Wiki Page Ranking With Hadoop

Objective

To ranking the given wiki pages using Hadoop.

Project Overview

One of the biggest changes in this decade is the availability of efficient and accurate information on the web. Google is the largest search engine in this world owned by Google, Inc. The heart of the search engine is PageRank, the algorithm for ranking the web pages developed by Larry Page and Sergey Brin at Stanford University. Page Rank algorithm does not rank the whole website, but it’s determined for each page individually.

The page ranking is not a completely new concept in the internet search. But it’s becoming more important nowadays, to improve the web page ranking position in the search engine. Wikipedia has more than 3 million articles as of now and still its increasing everyday. Every article has links to many other articles. This is the significant factor in page ranking. Each article has incoming and outgoing links. So analyzing which page is the most important page than the other pages is the key. Page ranking does this and rank the pages based on its importance.

Proposed System

The proposed Wiki Page Ranking With Hadoop project system focuses on creating best page ranking algorithm for Wikipedia articles using Hadoop. The proposed system architecture is shown in the figure.

All the document data in the database are indexed. The web search engine searches the keyword in the indexing of the database.Then to search the information in the database, the web crawler is used. After finding the pages, the search engine shows the top web pages that are related to the query.

MapReduce consists of several iterative set of functions to perform the set of search results. Map() function gathers the query results from the search and reduce() function performs the add operation. The wiki page ranking project using Hadoop involves 3 important Hadoop steps.

Parsing
Calculating
Ordering

Parsing

In the parsing step, wiki xml is parsed into articles in Hadoop Job. During the mapping phase, get the name of the article and outgoing link connections are mapped. In the reduce phase, get the links to other pages.Then store the page, early rank and outgoing links.

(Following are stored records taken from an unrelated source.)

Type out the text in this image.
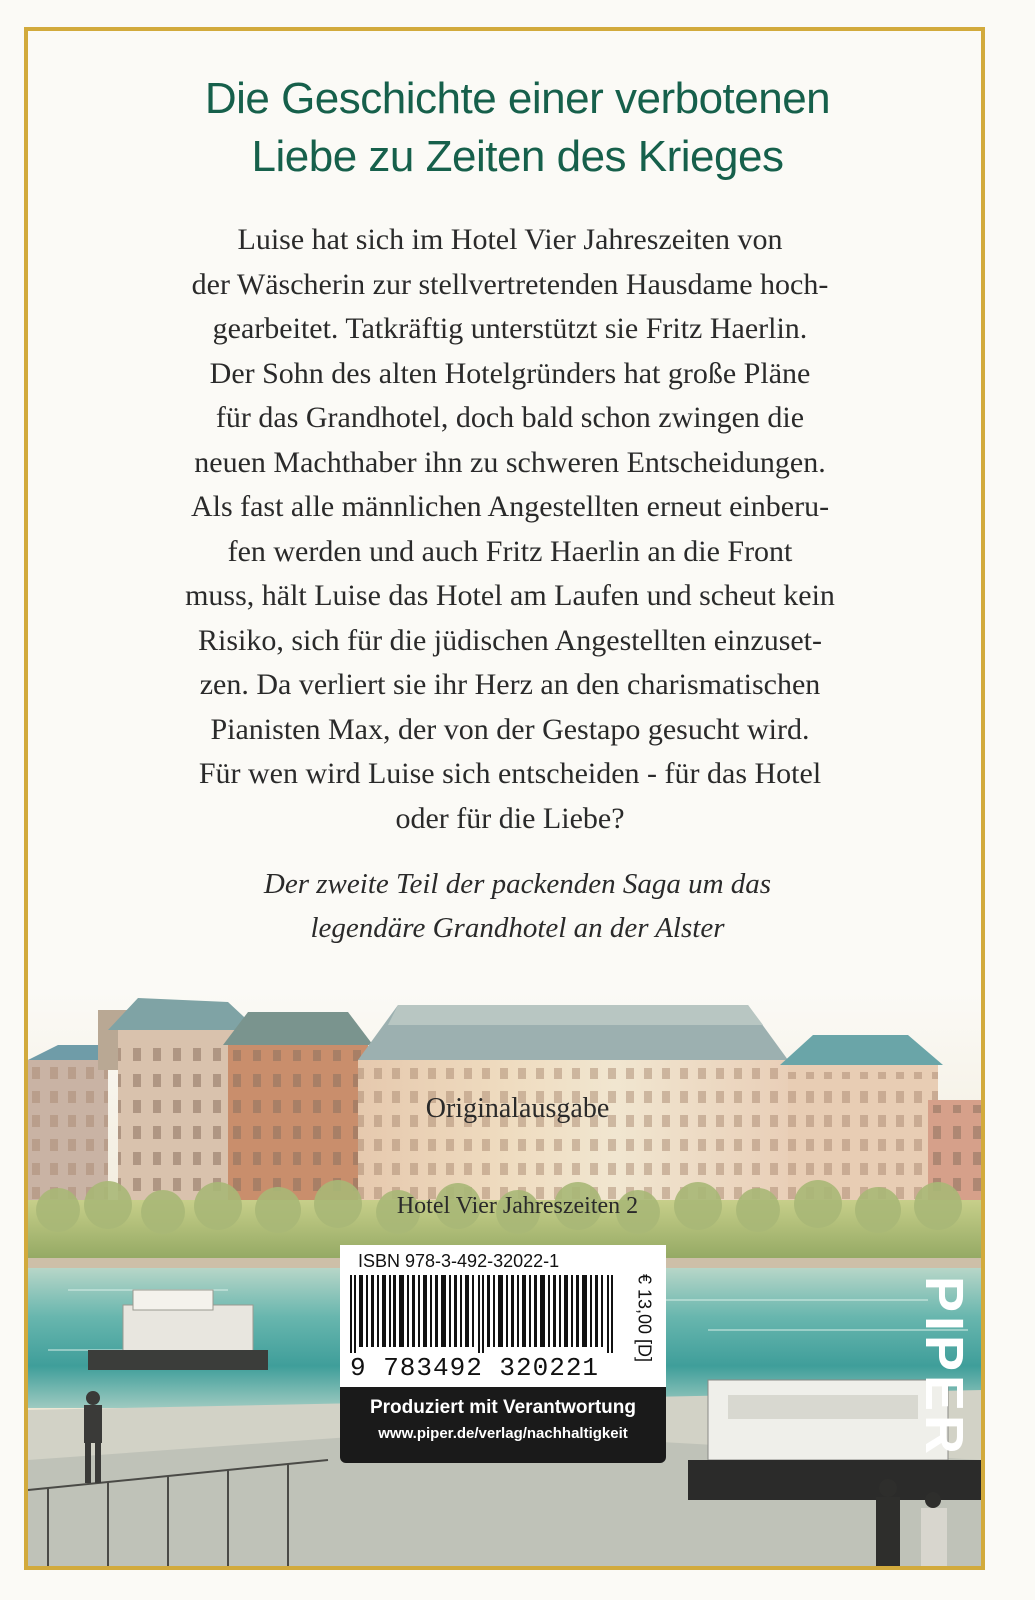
Die Geschichte einer verbotenen
Liebe zu Zeiten des Krieges
Luise hat sich im Hotel Vier Jahreszeiten von
der Wäscherin zur stellvertretenden Hausdame hoch-
gearbeitet. Tatkräftig unterstützt sie Fritz Haerlin.
Der Sohn des alten Hotelgründers hat große Pläne
für das Grandhotel, doch bald schon zwingen die
neuen Machthaber ihn zu schweren Entscheidungen.
Als fast alle männlichen Angestellten erneut einberu-
fen werden und auch Fritz Haerlin an die Front
muss, hält Luise das Hotel am Laufen und scheut kein
Risiko, sich für die jüdischen Angestellten einzuset-
zen. Da verliert sie ihr Herz an den charismatischen
Pianisten Max, der von der Gestapo gesucht wird.
Für wen wird Luise sich entscheiden - für das Hotel
oder für die Liebe?
Der zweite Teil der packenden Saga um das
legendäre Grandhotel an der Alster
Originalausgabe
Hotel Vier Jahreszeiten 2
ISBN 978-3-492-32022-1
9 783492 320221
€ 13,00 [D]
Produziert mit Verantwortung
www.piper.de/verlag/nachhaltigkeit	PIPER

Map(): Article name, outgoing link

Reduce(): Link to other pages

Store: Page, Rank, Outgoing link

Calculating

In the calculating step, the Hadoop job will calculate the new rank for the web pages.In the mapping phase, each outgoing link to the page with its rank and total outgoing links are mapped using map function.In the reduce phase, calculate the new page rank for the pages.Then store the page, new rank and outgoing links.Repeat these processes iterative to get the best results.

Map(): Rank, outgoing link

Reduce(): Page rank

Store: Page, Rank, Outgoing link

Ordering

Here the job function will map the identified page. Then store the rank and page. Now we can see top n pages in the web search.